Muitas coisas que lemos no Antigo Testamento nos parece fora do tempo, sem razão de ser e estranhas para um Deus bom, como aprendemos que Ele é. Isso faz com que nasçam perguntas como essa que você nos põe hoje. Tais perguntas são oportunas, mas é preciso prestar atenção na resposta, pois vamos nos deparar com a riqueza da Bíblia e descobrir a lógica da revelação divina.
Exatamente, a lógica da revelação divina. Sabemos que nós cristãos, como os judeus e muçulmanos, somos uma religião do livro, pois temos ao centro um livro, a Bíblia. Acreditamos que por seu meio Deus se revela, mostrando a sua vontade. Todavia, precisamos entender que, para nós cristãos, a revelação divina não é um ditato, uma voz que desce do céu e imprime as suas palavras literais sobre a Pedra e ali ficam para sempre, com o significado esculpido, rígido, fixo e determinado para todo o sempre. Para nós a revelação de Deus passa pela história humana; Deus se serve de pessoas para se revelar e essas pessoas são frutos de seu tempo e condicionadas por ele. Por isso, quando Deus fala no Antigo Testamento está usando pessoas que viveram em determinado período, com suas próprias circunstâncias que, de qualquer maneira "condicionam" a revelação.

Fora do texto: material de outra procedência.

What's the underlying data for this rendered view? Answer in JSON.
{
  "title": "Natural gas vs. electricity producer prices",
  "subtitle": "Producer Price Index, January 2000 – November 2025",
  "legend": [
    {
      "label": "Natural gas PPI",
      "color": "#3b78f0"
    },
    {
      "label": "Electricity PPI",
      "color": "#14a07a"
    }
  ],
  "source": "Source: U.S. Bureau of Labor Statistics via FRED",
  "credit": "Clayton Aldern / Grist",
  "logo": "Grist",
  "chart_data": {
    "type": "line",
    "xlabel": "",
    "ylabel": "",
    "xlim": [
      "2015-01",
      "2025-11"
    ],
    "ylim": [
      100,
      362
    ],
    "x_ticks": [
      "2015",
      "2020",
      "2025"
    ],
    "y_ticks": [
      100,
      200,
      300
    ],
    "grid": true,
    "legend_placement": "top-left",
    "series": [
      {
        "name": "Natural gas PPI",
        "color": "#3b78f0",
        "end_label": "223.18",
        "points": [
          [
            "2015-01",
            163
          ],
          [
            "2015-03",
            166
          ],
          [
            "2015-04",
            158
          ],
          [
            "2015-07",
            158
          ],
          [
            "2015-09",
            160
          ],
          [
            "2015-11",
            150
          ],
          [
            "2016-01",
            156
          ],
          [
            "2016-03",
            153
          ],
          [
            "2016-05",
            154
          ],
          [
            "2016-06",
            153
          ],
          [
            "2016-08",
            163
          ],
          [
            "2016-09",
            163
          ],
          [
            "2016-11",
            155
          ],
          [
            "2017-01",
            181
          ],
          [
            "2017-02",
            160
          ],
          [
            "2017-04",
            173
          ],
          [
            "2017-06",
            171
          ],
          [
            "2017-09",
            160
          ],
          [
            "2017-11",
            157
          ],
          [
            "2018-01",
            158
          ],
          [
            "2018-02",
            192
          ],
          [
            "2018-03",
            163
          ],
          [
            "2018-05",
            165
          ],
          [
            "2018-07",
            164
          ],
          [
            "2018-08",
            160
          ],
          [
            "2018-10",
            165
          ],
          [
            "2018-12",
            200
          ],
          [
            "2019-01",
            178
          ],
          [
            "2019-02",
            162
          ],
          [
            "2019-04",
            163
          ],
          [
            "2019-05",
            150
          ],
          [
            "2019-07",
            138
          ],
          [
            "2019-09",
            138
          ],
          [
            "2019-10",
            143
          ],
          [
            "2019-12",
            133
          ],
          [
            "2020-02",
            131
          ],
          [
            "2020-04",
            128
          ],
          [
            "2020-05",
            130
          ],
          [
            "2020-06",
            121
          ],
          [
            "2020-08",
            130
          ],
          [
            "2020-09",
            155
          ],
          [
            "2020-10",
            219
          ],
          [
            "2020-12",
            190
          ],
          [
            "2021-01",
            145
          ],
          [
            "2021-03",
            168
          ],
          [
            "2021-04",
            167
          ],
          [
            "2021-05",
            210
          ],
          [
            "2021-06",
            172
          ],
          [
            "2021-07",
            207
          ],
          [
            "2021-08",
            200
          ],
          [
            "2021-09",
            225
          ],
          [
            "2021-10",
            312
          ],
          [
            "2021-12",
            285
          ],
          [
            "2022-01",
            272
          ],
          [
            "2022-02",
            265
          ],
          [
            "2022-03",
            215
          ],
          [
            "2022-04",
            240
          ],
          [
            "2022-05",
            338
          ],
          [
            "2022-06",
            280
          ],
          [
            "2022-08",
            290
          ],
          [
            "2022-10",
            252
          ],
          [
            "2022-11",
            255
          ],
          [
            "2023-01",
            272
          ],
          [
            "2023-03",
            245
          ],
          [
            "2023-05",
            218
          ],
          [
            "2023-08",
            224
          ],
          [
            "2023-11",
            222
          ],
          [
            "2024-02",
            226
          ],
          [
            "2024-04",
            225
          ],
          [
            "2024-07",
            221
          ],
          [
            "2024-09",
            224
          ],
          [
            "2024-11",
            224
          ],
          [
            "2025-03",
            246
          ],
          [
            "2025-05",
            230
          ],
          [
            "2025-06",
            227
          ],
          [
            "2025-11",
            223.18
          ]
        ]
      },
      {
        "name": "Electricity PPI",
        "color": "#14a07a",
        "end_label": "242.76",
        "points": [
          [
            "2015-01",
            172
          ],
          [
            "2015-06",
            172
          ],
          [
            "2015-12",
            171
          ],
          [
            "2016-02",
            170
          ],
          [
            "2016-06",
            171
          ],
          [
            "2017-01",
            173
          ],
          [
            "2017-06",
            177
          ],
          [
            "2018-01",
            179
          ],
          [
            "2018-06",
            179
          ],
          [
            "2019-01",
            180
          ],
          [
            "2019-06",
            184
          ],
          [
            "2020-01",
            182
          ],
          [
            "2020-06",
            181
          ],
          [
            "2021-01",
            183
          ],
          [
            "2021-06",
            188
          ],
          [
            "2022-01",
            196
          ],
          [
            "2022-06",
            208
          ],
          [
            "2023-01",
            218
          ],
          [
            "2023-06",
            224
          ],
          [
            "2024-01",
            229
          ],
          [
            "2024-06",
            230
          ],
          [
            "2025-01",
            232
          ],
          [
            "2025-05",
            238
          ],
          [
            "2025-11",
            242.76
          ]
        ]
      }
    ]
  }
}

Entender esse aspecto da revelação nos leva também a compreender como ela seja um processo: a compreensão humana de Deus vai crescendo com o tempo, até se revelar plenamente em Cristo. O Antigo Testamento é um percurso necessário que nos leva - também nós hoje - a compreender exatamente quem é Jesus, o Filho de Deus. Mesmo tendo a revelação plena em Cristo, não podemos prescindir de quanto é revelado no Antigo Testamento, pois ali se encontra o fundamento de tudo. Um fundamento pode estar escondido, não aparecer, mas não pode ser nunca eliminado; a consequência é a ruína da construção, da nossa fé, nesse caso. Podemos usar a metáfora do percurso da aprendizagem acadêmica da matemática: mesmo quem sabe fazer cálculos impressionantes, resolver problemas e contas complexas, não pode ignorar que lá no início aprendeu a somar 1 + 1. Pode parecer absurdo, mas essa simples soma é fundamental para resolver equações complexas e não pode nunca ser deixada para trás.
Em relação às ações violentas, contadas pelos autores sagrados como sendo vontade de Deus, obviamente hoje sabemos que não é assim, que Deus não pode querer a morte de alguém, pois é sumo amor e incapaz do ódio. Todavia, aquela revelação teve a sua importância naquele momento e não pode ser ignorada nem mesmo por nós, pois até hoje muitos matam pensando que seja a coisa melhor a ser feita e até mesmo invocando o nome de Deus para tal ação.
Também os sacrifícios, que precisariam ser tratados de uma maneira mais complexa, fazem parte desse percurso religioso de descoberta do real mistério de Deus.